Rien ne prédisposait Lula à un tel destin, ce cadet d'une fratrie de huit enfants, né le 27 octobre 1945 dans une famille d'agriculteurs pauvres du Pernambouc, dans le nord-est du pays. Enfant, Lula était cireur de chaussures. Il a sept ans lorsque sa famille déménage à Sao Paulo pour échapper à la misère.
Vendeur ambulant puis ouvrier métallurgiste à 14 ans, il perd l'auriculaire gauche dans un accident du travail. A 21 ans, il entre au syndicat des métallurgistes et conduit les grandes grèves de la fin des années 1970, en pleine dictature militaire (1964-1985).
L'ascension, puis la chute
Cofondateur du Parti des travailleurs (PT) au début des années 1980, il se présente pour la première fois à l'élection présidentielle en 1989 et échoue de peu. Après deux nouveaux échecs, en 1994 et en 1998, la quatrième tentative sera la bonne, en octobre 2002. Il est réélu en 2006.
Premier chef de l'Etat brésilien issu de la classe ouvrière, il a mis en œuvre d'ambitieux programmes sociaux, grâce aux années de croissance portées par le boom des matières premières. Sous ses deux mandats, près de 30 millions de Brésiliens sont sortis de la misère.
Après avoir quitté le pouvoir sur un taux stratosphérique d'opinions favorables (87%), le ciel s'est assombri pour Lula. Condamné pour corruption dans le plus grand scandale de l'histoire du Brésil, "Lavage express", Lula a été incarcéré 580 jours, d'avril 2018 à novembre 2019.
Le chef de file du PT s'est toujours dit victime d'un complot politique qui a permis à Jair Bolsonaro d'être élu à la présidence en 2018 alors qu'il en était le grand favori. Aujourd'hui, 12 ans après avoir quitté le palais de Brasilia, l'inoxydable Lula veut rendre "le Brésil heureux de nouveau".
L'objectif premier de Lula sera de réconcilier le pays.
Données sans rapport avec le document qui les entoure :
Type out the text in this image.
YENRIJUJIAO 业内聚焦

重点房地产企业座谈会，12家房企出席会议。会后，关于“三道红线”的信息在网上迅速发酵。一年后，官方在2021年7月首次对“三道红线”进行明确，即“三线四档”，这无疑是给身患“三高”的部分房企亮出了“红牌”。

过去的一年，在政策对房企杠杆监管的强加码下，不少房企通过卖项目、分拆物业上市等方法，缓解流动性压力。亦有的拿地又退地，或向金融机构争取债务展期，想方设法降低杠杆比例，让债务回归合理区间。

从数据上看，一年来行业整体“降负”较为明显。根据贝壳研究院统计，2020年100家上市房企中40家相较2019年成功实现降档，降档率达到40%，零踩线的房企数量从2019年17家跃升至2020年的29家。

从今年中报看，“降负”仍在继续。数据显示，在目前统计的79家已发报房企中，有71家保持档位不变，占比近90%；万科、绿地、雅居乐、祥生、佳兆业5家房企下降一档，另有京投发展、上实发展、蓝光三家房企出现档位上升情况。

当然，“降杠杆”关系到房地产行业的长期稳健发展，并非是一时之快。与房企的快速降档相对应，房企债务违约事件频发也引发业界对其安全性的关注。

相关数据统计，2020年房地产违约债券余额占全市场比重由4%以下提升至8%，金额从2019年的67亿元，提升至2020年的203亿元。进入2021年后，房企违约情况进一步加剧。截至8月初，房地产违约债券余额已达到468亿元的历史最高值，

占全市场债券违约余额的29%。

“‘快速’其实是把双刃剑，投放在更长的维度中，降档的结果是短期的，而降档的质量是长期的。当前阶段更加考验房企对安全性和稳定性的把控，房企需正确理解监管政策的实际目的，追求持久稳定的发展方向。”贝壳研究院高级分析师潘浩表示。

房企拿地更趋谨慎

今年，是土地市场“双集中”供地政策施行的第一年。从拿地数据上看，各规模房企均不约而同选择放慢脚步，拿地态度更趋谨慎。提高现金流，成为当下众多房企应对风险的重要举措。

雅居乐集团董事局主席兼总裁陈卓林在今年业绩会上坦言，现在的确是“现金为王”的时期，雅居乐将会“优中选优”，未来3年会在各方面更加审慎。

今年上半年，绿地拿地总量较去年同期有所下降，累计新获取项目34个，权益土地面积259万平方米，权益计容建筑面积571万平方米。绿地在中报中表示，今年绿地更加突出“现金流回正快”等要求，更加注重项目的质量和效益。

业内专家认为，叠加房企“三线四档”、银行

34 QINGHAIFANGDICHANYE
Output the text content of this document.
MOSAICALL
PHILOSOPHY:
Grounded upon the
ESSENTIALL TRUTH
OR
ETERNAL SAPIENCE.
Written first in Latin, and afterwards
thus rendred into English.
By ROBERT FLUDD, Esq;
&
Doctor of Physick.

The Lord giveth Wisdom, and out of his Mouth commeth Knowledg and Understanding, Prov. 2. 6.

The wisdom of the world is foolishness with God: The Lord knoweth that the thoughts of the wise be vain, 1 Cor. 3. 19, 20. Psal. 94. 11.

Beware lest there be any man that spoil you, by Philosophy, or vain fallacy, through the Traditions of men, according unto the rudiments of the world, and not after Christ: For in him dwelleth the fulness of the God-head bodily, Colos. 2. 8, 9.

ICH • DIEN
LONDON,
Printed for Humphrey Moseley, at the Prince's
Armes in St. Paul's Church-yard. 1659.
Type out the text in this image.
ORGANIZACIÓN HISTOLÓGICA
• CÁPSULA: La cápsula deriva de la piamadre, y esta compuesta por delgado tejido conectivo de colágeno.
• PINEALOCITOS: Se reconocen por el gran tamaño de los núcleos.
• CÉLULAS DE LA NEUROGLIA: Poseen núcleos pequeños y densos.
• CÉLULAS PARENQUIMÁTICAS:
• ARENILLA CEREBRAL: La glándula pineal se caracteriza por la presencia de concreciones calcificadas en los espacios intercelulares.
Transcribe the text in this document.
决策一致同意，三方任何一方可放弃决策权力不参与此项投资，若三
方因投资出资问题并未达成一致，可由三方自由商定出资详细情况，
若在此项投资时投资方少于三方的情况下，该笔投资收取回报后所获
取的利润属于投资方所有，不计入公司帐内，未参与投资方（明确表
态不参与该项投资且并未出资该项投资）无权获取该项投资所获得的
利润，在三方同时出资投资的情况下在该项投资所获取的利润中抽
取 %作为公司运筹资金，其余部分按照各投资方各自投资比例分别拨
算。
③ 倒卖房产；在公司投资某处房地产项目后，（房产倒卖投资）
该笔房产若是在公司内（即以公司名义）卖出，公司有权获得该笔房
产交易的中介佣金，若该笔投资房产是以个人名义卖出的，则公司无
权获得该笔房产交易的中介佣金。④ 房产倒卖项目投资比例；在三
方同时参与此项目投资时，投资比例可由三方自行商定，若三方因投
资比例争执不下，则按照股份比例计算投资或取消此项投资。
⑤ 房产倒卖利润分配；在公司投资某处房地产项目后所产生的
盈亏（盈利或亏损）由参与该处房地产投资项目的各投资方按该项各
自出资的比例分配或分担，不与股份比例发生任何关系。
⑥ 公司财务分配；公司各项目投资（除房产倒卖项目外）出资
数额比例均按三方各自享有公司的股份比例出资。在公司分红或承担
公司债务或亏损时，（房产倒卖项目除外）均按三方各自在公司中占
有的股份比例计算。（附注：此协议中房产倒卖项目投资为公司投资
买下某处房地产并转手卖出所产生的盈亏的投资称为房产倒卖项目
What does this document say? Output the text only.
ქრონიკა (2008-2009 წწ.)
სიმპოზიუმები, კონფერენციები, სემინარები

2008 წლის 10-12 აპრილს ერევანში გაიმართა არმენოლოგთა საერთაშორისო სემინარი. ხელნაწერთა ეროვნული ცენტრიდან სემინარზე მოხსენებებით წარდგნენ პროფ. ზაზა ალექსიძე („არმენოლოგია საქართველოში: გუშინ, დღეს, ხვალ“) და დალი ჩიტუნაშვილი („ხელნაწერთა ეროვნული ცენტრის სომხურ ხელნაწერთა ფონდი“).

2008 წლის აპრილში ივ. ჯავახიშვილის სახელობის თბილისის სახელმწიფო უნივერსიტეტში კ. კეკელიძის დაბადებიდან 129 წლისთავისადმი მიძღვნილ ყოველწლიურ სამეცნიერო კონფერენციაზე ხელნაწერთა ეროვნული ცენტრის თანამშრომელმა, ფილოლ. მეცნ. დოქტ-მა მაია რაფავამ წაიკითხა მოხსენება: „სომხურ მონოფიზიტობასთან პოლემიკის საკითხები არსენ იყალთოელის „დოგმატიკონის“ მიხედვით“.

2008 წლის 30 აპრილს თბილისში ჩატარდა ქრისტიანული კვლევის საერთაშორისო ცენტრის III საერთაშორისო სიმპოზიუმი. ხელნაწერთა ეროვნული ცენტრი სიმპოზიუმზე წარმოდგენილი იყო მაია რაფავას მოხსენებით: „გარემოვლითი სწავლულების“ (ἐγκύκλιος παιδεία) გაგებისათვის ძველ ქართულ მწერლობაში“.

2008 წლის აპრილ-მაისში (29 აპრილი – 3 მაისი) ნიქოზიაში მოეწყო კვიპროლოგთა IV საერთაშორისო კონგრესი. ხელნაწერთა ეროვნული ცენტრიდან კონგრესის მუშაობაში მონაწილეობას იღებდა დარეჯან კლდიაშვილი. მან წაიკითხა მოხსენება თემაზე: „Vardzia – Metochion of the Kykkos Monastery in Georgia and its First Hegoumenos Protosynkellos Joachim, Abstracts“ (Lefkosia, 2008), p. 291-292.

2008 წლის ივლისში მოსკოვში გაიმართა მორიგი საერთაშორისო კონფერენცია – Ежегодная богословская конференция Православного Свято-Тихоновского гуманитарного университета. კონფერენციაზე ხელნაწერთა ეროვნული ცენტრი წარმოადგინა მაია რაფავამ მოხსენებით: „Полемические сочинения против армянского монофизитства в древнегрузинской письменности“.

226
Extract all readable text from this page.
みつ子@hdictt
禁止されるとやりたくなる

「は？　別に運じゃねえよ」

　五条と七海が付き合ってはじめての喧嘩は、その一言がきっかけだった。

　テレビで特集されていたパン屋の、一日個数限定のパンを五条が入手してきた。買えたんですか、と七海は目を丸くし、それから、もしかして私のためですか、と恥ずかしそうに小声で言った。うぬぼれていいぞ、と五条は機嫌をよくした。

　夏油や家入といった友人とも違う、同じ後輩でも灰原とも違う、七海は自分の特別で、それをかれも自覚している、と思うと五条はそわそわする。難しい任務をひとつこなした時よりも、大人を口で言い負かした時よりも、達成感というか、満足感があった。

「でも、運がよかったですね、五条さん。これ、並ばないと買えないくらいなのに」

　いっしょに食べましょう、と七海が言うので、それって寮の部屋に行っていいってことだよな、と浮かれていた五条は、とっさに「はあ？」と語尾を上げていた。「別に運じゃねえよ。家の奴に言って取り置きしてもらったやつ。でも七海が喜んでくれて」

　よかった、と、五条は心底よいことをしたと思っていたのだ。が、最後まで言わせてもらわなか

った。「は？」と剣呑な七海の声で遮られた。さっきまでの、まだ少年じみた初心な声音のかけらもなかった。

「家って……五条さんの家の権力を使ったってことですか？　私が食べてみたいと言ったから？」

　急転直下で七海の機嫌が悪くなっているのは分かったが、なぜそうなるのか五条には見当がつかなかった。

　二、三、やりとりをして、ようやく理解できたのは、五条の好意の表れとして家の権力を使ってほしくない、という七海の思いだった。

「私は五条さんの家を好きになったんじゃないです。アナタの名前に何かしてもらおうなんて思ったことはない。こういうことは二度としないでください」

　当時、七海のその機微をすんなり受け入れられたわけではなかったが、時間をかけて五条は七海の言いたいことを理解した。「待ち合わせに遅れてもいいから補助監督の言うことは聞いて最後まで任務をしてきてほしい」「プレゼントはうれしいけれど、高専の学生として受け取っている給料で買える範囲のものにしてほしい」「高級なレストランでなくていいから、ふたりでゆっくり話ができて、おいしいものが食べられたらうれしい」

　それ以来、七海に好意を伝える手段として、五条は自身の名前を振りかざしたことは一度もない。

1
S'il reste perçu comme "près du peuple" et est toujours très aimé, surtout dans les régions pauvres du Nord-Est, son fief historique, il est aussi détesté par une partie des Brésiliens pour lesquels il incarne à tout jamais la corruption.
Jair Bolsonaro, qui avait beaucoup joué sur la haine du PT pour être élu en 2018, n'a cessé de le traiter de "voleur" et d'"ex-prisonnier" lors de leurs débats.
Mettre fin à la faim
En guise de première déclaration post-victoire, Lula a assuré que le Brésil était "de retour, que le Brésil est trop grand pour être relégué à ce triste rôle de paria du monde".
L'enfant du Pernambouc a assuré que l'un des premiers engagements de son gouvernement serait de "mettre fin à la faim". Troisième producteur mondial d'aliments et le premier en protéines animales, le Brésil a la technologie et une immensité de terres arables "de garantir que chaque Brésilien puisse prendre un petit-déjeuner, un déjeuner et un dîner tous les jours".
Une promesse que Lula essaiera de mettre à exécution dès le 1er janvier 2023, date de son retour au palais de Brasilia.